I imagine there would be outrage among some people, but I bet there’d excitement too; any which way you look at it, there would definitely be an interesting reaction.
Thus consider my ambitious business proposal—South Africa should totally get its own Madame Tussauds.
After reading that famous model Heidi Klum appeared at the unveiling of her wax statue at Madame Tussauds in Germany, I couldn’t help but think of the nest of talent that is our rainbow nation, and of how appealing it would be for South Africans to be able to visit a museum in their own country to view their favourite personalities—not to mention the value of that photo opp!
As is the case with all other business proposals, there is good news and there is bad news. The bad news is that before we even get to see the building model for the wax museum, we will have to go through the usual drawn-out arguments and feuding that are common characteristics of South African culture. These will range from politically fuelled bickering over which city deserves the honour of being home to the business, to whether there are dubious ANC connections, to how many poor children would have to go without proper schooling for years because the project was given priority over them.

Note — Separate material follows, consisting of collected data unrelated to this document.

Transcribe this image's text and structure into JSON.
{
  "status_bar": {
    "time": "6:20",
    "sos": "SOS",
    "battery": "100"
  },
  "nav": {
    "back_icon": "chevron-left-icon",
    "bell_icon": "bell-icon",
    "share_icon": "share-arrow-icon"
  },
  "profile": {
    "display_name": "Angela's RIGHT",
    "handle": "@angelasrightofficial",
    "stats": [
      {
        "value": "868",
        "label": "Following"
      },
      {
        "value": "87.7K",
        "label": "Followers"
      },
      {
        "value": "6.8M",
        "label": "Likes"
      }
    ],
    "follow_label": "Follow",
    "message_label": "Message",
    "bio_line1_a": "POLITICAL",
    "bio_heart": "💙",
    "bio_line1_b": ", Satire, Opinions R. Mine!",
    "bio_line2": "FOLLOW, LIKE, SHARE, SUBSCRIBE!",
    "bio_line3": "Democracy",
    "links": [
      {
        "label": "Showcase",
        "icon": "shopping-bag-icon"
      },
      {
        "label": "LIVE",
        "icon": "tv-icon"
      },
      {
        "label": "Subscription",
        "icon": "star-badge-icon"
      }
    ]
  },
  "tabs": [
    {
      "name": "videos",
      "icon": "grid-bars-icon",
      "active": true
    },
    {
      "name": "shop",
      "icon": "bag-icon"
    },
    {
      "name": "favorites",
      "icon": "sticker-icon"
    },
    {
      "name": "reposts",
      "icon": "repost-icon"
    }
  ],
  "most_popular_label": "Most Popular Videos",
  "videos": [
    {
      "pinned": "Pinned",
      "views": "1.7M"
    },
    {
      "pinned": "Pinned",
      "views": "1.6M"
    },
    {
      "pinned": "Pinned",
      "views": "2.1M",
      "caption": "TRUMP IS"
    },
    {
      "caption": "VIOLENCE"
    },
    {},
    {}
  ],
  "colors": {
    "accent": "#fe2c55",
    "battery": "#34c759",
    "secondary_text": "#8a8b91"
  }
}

Being a Jo’burg girl myself, my loyalties lie with the City of Gold.
I also don’t think ranting and raving would make a difference as to whether the ANC benefits or not (no amount of ranting and raving has so far). And as far as the threat of the poor being sidelined for an undertaking that promotes celebrity culture over more important issues, well I don’t know. I never claimed to have all the answers.
I personally fancy posing for a picture next to a statue of Juju, given the chance. It wouldn’t be for me, but for my grandchildren, for that day when I’ll be sitting with them and telling them about the revolutionary who changed South Africa’s political landscape forever—and at such a young age nogal. What a day that will be!
Think about it—you could pose next to an icon you’ve always admired, or vent your frustrations over service delivery by shouting at a wax minister whose department under delivers (I already have visions of one particular minister I’d visit if we experience another dismal showing in matric results). Wikipedia tells me Adolf Hitler’s statue at the Berlin museum has seen a significant number of attacks, with museum management restoring it each time, and finally resorting to hiring guards to look out for the infamous Nazi ruler. So an over-zealous, disaffected South African taking out his/her unhappiness on a particular statue at a South African Madame Tussauds wouldn’t be a first.
For all the local sports greats who’ve shamed us and made us proud, the politicians who’ve made us want to run for the nearest border, and the unsung heroes who have bowed out of the land of the living without so much as a thank you for their hard work, there would be a home.
The whole point of the initial work of Madame Tussauds was never to simply put a spotlight on certain individuals, but to tell the story of a certain time, in wax sculptures, so that those who come into this world later on could see the world as it was before them.
With that in mind, who would you love to see as a wax statue?